Bindungshormon? Oxytocin macht Männer monogam

Bei einer Untersuchung stellte sich heraus, dass Männer unter dem Einfluss von Oxytocin sich stärker für Ihre Partnerin begeistern und fremde Frauen weniger attraktiv finden. Außerdem funktioniert Verliebtsein im Gehirn ähnlich wie eine Droge.

 

Mädchen und Junge, Frau und Mann, schematisches Pärchen
Foto: © Thommy Weiss / PIXELIO Monogamie tritt - außer beim Menschen - bei Säugetieren selten auf.


Liebe wirkt wie eine Droge - das ist vielleicht nicht die neueste Erkenntnis. Doch gelang es jetzt Forschern mit Hilfe von bildgebenden Verfahren, diese Aussage mit Daten zu untermauern.

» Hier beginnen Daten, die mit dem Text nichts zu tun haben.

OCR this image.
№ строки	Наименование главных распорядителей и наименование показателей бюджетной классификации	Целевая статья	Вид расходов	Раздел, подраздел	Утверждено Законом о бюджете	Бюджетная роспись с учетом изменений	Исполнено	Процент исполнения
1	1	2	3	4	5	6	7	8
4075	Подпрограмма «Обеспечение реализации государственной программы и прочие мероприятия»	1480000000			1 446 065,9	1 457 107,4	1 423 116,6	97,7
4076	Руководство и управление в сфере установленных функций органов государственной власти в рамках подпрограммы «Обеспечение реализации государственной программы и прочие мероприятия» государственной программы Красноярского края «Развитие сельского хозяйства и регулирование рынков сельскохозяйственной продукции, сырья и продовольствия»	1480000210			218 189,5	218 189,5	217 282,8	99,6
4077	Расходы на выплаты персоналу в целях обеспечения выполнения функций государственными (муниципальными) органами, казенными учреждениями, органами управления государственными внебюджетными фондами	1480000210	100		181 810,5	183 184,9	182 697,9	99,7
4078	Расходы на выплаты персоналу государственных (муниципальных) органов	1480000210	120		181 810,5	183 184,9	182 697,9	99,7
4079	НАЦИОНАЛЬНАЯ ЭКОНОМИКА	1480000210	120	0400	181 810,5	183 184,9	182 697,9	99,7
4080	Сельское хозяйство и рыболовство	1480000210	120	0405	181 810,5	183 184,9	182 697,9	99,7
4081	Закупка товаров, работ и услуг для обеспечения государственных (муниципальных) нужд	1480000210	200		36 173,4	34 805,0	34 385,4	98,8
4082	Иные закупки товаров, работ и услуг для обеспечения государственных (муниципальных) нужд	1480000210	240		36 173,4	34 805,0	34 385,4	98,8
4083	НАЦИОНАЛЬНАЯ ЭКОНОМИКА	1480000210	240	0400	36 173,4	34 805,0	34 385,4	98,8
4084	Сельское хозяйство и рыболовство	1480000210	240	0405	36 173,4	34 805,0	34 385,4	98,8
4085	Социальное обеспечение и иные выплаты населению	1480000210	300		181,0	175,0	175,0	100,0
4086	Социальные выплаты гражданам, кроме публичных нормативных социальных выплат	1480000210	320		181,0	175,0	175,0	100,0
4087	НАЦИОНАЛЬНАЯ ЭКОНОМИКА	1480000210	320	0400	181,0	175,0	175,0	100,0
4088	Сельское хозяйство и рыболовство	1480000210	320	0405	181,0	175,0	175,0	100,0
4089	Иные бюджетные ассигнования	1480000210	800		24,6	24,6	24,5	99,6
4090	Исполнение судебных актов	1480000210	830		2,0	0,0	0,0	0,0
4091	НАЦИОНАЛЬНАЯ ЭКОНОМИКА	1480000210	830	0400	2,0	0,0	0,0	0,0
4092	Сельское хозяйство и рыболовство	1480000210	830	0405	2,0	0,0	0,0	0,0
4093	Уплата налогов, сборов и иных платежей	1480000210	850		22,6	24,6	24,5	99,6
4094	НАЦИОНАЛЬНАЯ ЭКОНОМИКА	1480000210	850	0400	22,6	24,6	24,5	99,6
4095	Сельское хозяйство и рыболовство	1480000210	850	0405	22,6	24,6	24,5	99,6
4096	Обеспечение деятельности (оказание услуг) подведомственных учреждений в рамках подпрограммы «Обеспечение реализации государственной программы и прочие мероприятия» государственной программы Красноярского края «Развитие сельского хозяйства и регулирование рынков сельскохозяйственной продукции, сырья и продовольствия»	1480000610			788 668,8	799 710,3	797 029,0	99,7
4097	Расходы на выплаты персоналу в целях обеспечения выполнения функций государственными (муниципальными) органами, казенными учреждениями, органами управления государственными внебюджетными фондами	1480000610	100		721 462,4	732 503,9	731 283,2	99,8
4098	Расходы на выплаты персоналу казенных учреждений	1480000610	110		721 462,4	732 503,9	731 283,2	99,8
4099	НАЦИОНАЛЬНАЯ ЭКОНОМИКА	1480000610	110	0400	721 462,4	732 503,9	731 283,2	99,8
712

Für das Experiment verabreichten sie Männern eine Spraydosis des Hormons Oxytocin, das im limbischen System im Gehirn eine Rolle im "Belohnungszentrum" spielt. Eine Kontrollgruppe erhielt nur einen Placebo anstatt des Hormons.

Ergebnis: Die Männer, die Oxytocin bekommen hatten, fanden ihre Partnerinnen deutlich attraktiver und fremde Frauen - aber auch normale Bekannte und langjährige Freundinnen - deutlich uninteressanter als die Kontrollgruppe.

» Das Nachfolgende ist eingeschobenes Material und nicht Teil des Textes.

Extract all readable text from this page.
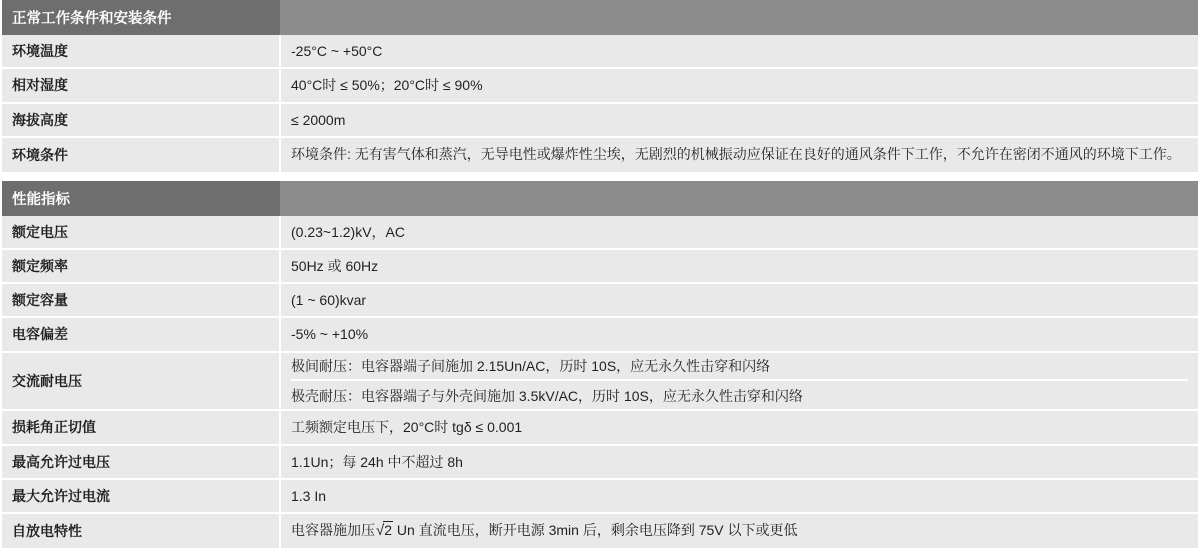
正常工作条件和安装条件	
环境温度	-25°C ~ +50°C
相对湿度	40°C时 ≤ 50%；20°C时 ≤ 90%
海拔高度	≤ 2000m
环境条件	环境条件: 无有害气体和蒸汽，无导电性或爆炸性尘埃，无剧烈的机械振动应保证在良好的通风条件下工作，不允许在密闭不通风的环境下工作。

性能指标	
额定电压	(0.23~1.2)kV，AC
额定频率	50Hz 或 60Hz
额定容量	(1 ~ 60)kvar
电容偏差	-5% ~ +10%
交流耐电压	极间耐压：电容器端子间施加 2.15Un/AC，历时 10S，应无永久性击穿和闪络
极壳耐压：电容器端子与外壳间施加 3.5kV/AC，历时 10S，应无永久性击穿和闪络

损耗角正切值	工频额定电压下，20°C时 tgδ ≤ 0.001
最高允许过电压	1.1Un；每 24h 中不超过 8h
最大允许过电流	1.3 In
自放电特性	电容器施加压√2 Un 直流电压，断开电源 3min 后，剩余电压降到 75V 以下或更低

Oxytocin wird daher auch als 'Kuschelhormon' oder 'Bindungshormon' bezeichnet, weil es bei Paaren die das Verbundenheitsgefühl stärkt und demgemäß der Monogamie förderlich ist. Die Abläufe im Gehirn beim Verliebtsein funktionieren anscheinend ähnlich wie beim Drogengenuss, das Belohnungszentrum wird aktiviert.

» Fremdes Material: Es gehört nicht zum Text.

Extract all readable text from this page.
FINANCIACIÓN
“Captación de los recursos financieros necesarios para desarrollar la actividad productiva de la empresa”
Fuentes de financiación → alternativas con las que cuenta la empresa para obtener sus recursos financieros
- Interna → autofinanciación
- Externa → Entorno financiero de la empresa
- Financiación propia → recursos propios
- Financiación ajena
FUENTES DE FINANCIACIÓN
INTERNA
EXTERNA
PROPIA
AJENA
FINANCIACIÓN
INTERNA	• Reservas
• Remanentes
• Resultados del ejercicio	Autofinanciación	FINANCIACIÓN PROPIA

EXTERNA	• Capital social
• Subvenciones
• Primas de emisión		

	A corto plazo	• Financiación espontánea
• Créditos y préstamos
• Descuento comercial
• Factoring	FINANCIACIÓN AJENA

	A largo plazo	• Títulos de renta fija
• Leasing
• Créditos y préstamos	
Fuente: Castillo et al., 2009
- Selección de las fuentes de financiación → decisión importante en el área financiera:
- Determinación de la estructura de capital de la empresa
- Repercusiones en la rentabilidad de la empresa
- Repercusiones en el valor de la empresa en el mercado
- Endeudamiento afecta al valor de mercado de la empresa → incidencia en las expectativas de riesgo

"Dies könnte auch erklären, warum Menschen nach einer Trennung von ihrem Partner in eine Depression oder tiefe Trauer verfallen: Das Belohnungssystem ist mangels Oxytocin-Ausschüttung unterstimuliert und quasi auf Entzug“, zitiert das Wissenschaftsmagazin scinexx.de einen der Forscher.